To put cloud costs in perspective: I recently ran a fiction novel through Google's Chirp3-HD voice: 82,000 words, roughly 500,000 characters of text plus SSML markup. The bill came to \$17.25 at Google's rate of \$30 per million characters. That is not unreasonable for a one-off project, but it adds up quickly if you are generating audio regularly. The entire library of TinyComputers narrations (dozens of posts, hours of audio) has cost me nothing beyond the electricity to run the machines I already own. The economics of local TTS are favorable on every machine in the comparison.

The real cost is time. If I am generating audio for a single new post, I start it on whichever machine is idle and check back in an hour. If I am regenerating audio for twenty posts after changing the speaker voice or updating the pipeline, the M3 Max or AMD will finish overnight. The P40 would take most of a weekend.
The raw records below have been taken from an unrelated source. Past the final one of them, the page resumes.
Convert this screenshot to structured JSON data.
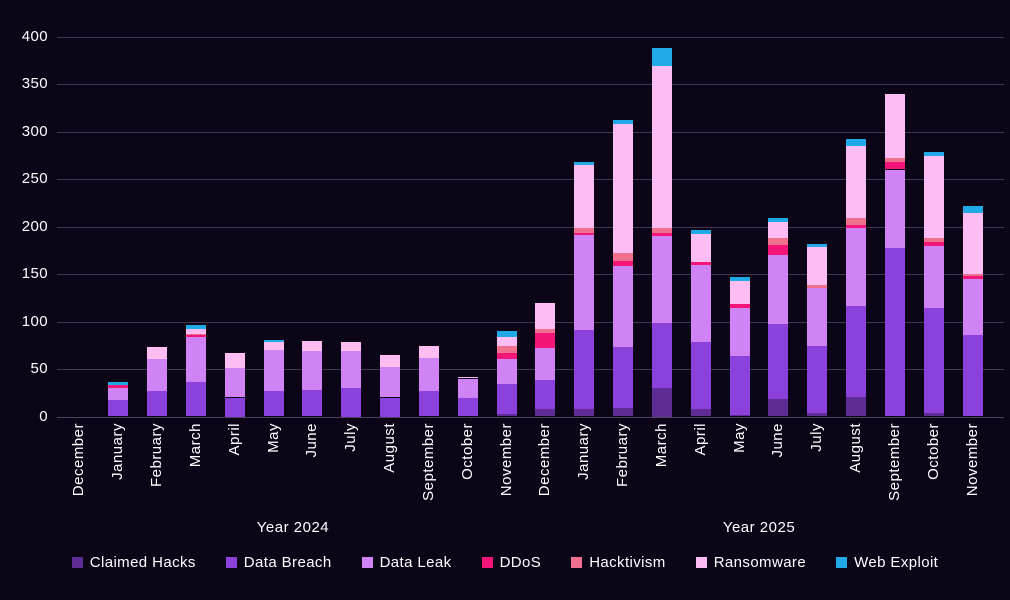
{
  "chart": {
    "background_color": "#0C0517",
    "text_color": "#FFFFFF",
    "gridline_color": "#3F3954",
    "axis_line_color": "#4A4360"
  },
  "chart_data": {
    "type": "bar",
    "stacked": true,
    "title": "",
    "xlabel": "",
    "ylabel": "",
    "ylim": [
      0,
      400
    ],
    "ytick_step": 50,
    "grid": true,
    "legend_position": "bottom",
    "categories": [
      "December",
      "January",
      "February",
      "March",
      "April",
      "May",
      "June",
      "July",
      "August",
      "September",
      "October",
      "November",
      "December",
      "January",
      "February",
      "March",
      "April",
      "May",
      "June",
      "July",
      "August",
      "September",
      "October",
      "November"
    ],
    "groups": [
      {
        "label": "Year 2024",
        "start": 0,
        "end": 11
      },
      {
        "label": "Year 2025",
        "start": 12,
        "end": 23
      }
    ],
    "series": [
      {
        "name": "Claimed Hacks",
        "color": "#5F2C96",
        "values": [
          0,
          0,
          0,
          0,
          0,
          0,
          0,
          0,
          0,
          0,
          0,
          3,
          8,
          8,
          9,
          30,
          8,
          2,
          18,
          4,
          21,
          0,
          4,
          0
        ]
      },
      {
        "name": "Data Breach",
        "color": "#8C40DC",
        "values": [
          0,
          17,
          27,
          36,
          20,
          27,
          28,
          30,
          20,
          27,
          19,
          31,
          30,
          83,
          64,
          68,
          70,
          62,
          79,
          70,
          95,
          177,
          110,
          86
        ]
      },
      {
        "name": "Data Leak",
        "color": "#D083F4",
        "values": [
          0,
          13,
          34,
          48,
          31,
          43,
          41,
          39,
          32,
          35,
          21,
          27,
          34,
          100,
          85,
          92,
          81,
          50,
          73,
          61,
          82,
          83,
          65,
          59
        ]
      },
      {
        "name": "DDoS",
        "color": "#F31577",
        "values": [
          0,
          3,
          0,
          2,
          0,
          0,
          0,
          0,
          0,
          0,
          0,
          6,
          16,
          2,
          6,
          3,
          4,
          4,
          11,
          0,
          4,
          8,
          5,
          3
        ]
      },
      {
        "name": "Hacktivism",
        "color": "#F0708F",
        "values": [
          0,
          0,
          0,
          1,
          0,
          0,
          0,
          0,
          0,
          0,
          0,
          7,
          4,
          5,
          8,
          5,
          0,
          0,
          7,
          3,
          7,
          4,
          4,
          2
        ]
      },
      {
        "name": "Ransomware",
        "color": "#FDBDF2",
        "values": [
          0,
          0,
          12,
          5,
          16,
          8,
          10,
          9,
          13,
          12,
          2,
          10,
          28,
          67,
          136,
          171,
          29,
          25,
          17,
          40,
          76,
          67,
          86,
          64
        ]
      },
      {
        "name": "Web Exploit",
        "color": "#1FA9E6",
        "values": [
          0,
          3,
          0,
          4,
          0,
          3,
          0,
          0,
          0,
          0,
          0,
          6,
          0,
          3,
          4,
          19,
          4,
          4,
          4,
          4,
          7,
          0,
          4,
          8
        ]
      }
    ]
  }
}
The Right Machine for the Job

After running these benchmarks, my workflow has shifted. The M3 Max is the default for new post narration; it is fast, quiet, and I am usually sitting in front of it when I finish writing. The AMD handles batch jobs and overnight processing, where its slightly higher power draw does not matter and its equivalent speed makes it interchangeable with the Mac. The P40 server is reserved for what it does best: running large language models through Ollama, where its 96GB of aggregate VRAM gives it an advantage that neither the Mac nor the AMD can match.

The P40 can still generate TTS in a pinch, and it does; when both other machines are occupied, I will queue a job on the P40 and accept the longer wait. But for a workload that is inherently autoregressive, memory-bandwidth sensitive, and dependent on bf16 precision, a ten-year-old Pascal GPU is the wrong tool.
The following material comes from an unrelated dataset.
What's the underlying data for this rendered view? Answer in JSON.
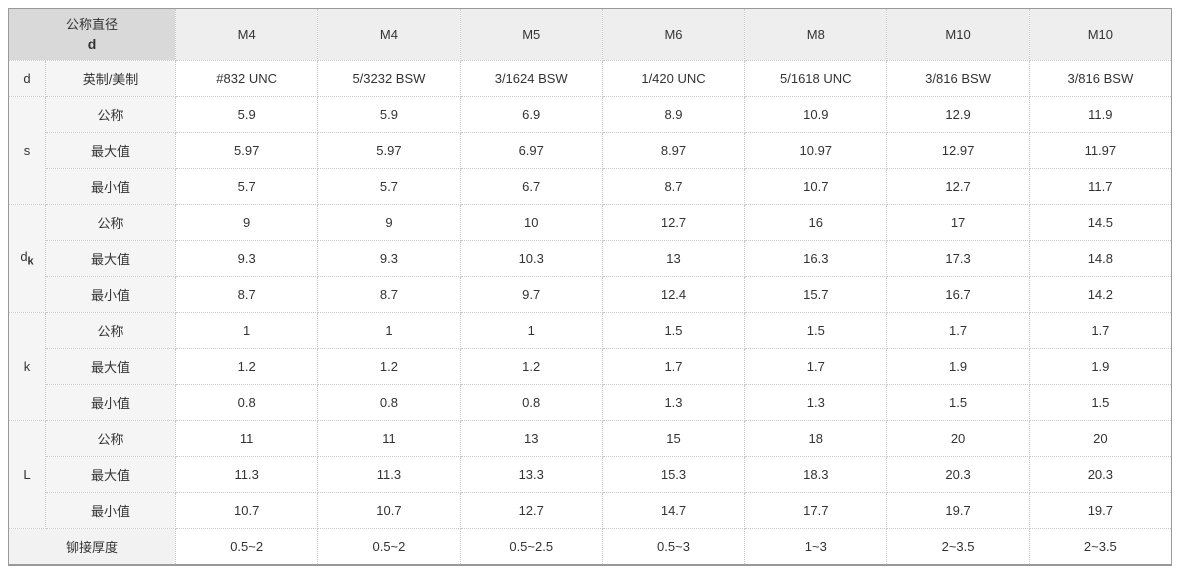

What surprised me most is how well the AMD performs. The Radeon 8060S is an integrated GPU sharing system memory with the CPU. It has no HBM, no dedicated VRAM, no NVLink. Its ROCm software stack requires environment variable hacks, pre-release PyTorch wheels, and a GFX version override to function at all. And yet, once the kernels warm up, it matches Apple's best laptop silicon stride for stride. The raw hardware is there: 40 RDNA 3.5 compute units with access to a deep pool of DDR5 memory. The software just needs to get out of the way, and on run 2 and beyond, it does.

Lessons

Three takeaways from this exercise that generalize beyond TTS:

Short benchmarks lie. Kernel compilation overhead on MPS and ROCm is large enough to dominate a short test. If you are evaluating a new model on non-CUDA hardware, run it at least twice before drawing conclusions. The first run is measuring the software stack, not the hardware.

Architecture matters more than clock speed. The P40 has more raw FLOPS than the Radeon 8060S. It does not matter. The P40 lacks native bf16, lacks efficient attention primitives, and sits behind a PCIe 3.0 bus. The Radeon has all three, and ties a chip designed by Apple's custom silicon team. For autoregressive models, the architectural fit between model and hardware dominates everything else.

Model choice can outweigh hardware choice. F5-TTS running on the weakest GPU in this comparison is five times faster than Qwen3-TTS running on the strongest. If your constraint is generation speed and you can accept a modest quality trade-off, switching to a flow-matching architecture gains more than any hardware upgrade short of a data center GPU.

The audio player at the top of each post on this site represents a few minutes of machine time on one of these three machines. Which machine generated it depends on the day, the workload, and what else is running. The listener cannot tell the difference. The audio sounds the same regardless of whether it was generated on a laptop, a mini desktop, or a rack-mount server in a cold Minnesota shop. That is the real benchmark: not which machine is fastest, but that all three are fast enough.